Disney quarterly profit falls short as streaming costs rise

(Reuters) - Walt Disney Co missed Wall Street profit targets as new technology costs rose during the quarter ended June 30, but Chief Executive Bob Iger said an exodus of consumers from its television channels was slowing.

Traders work at the post where Walt Disney Co. stock is traded on the floor of the New York Stock Exchange (NYSE) in New York, U.S., December 14, 2017. REUTERS/Brendan McDermid

Shares of Disney, which have climbed nearly 9 percent so far this year, slipped 1.1 percent in after-hours trading on Tuesday to $115.45.

Disney is trying to transform itself into a broad-based digital entertainment company as ESPN and its other networks lose viewers to Netflix Inc and other streaming options. It is on the verge of gaining new film, television and international properties in a $71 billion (£54.9 billion) purchase of assets from Twenty-First Century Fox Inc.

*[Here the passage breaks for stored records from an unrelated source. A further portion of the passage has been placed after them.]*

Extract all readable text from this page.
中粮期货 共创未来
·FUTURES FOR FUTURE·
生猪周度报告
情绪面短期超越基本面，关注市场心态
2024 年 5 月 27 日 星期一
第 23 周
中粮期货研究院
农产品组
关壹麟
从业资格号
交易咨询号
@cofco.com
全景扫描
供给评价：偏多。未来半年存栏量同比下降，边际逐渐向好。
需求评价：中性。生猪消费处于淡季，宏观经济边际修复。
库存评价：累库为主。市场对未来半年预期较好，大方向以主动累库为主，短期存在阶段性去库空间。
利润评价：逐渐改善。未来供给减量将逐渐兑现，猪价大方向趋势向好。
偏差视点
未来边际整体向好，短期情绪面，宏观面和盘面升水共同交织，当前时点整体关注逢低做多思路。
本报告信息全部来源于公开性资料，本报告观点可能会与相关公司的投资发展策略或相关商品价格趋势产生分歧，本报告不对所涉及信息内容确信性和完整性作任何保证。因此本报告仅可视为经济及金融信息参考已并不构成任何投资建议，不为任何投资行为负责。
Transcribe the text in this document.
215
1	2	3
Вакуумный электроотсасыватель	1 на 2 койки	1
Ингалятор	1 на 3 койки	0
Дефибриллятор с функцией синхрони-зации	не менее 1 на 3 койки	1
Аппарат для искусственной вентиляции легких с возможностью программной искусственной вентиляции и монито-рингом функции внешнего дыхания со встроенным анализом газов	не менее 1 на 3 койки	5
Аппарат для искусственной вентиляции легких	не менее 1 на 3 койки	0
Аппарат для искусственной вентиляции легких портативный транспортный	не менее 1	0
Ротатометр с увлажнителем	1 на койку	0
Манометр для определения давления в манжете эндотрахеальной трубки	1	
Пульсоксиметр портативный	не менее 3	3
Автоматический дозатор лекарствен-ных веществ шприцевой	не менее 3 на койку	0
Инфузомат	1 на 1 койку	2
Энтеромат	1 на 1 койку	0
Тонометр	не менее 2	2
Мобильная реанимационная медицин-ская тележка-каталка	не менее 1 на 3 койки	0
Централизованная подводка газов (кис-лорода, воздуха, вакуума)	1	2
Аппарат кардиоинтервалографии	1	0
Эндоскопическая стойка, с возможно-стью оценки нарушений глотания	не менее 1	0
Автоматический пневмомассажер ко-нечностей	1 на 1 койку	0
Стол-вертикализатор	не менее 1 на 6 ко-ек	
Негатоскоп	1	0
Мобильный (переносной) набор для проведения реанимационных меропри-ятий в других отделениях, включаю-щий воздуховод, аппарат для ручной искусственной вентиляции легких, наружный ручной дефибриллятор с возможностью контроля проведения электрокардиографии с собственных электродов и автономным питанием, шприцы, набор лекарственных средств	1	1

Iger, on a post-earnings webcast, said growth of smaller channel bundles delivered online had helped make up for customers dumping larger cable packages. Disney has seen “noticeable improvement in the rate of (subscriber) loss in each of the last four quarters,” he said.

The company plans to launch its own streaming service for family entertainment in late 2019. The service will not, however, carry the volume of content found on Netflix, Iger added.

The cost to build streaming services contributed to a profit decline at Disney’s media networks, the company’s largest unit, in the quarter. Operating income at the division dropped 1 percent to $1.8 billion, the company said.

Subscription growth for ESPN+, a pay streaming service launched in April, is “exceeding our expectations,” Iger said.

Overall, Disney posted earnings of $1.87 per share excluding certain items, an increase from a year earlier, but below Wall Street’s average forecast of $1.95, according to Thomson Reuters I/B/E/S.

Disney’s movie studio enjoyed blockbuster success with “Avengers: Infinity War” and “The Incredibles 2.” Operating income at the studio rose 11 percent to $708 million, but it also recorded a $100 million film impairment charge, primarily related to work on two animated films it decided not to release.

The company’s theme parks division reported a 15-percent rise in profit to $1.3 billion with increases at domestic and international resorts.

In consumer products, operating income declined 10 percent to $324 million.

Net income attributable to Disney rose to $2.92 billion, or $1.95 per share, in the quarter, compared with $2.37 billion, or $1.51 per share, a year ago.

Total revenue rose 7 percent to $15.23 billion, but missed analysts’ average forecast of $15.34 billion.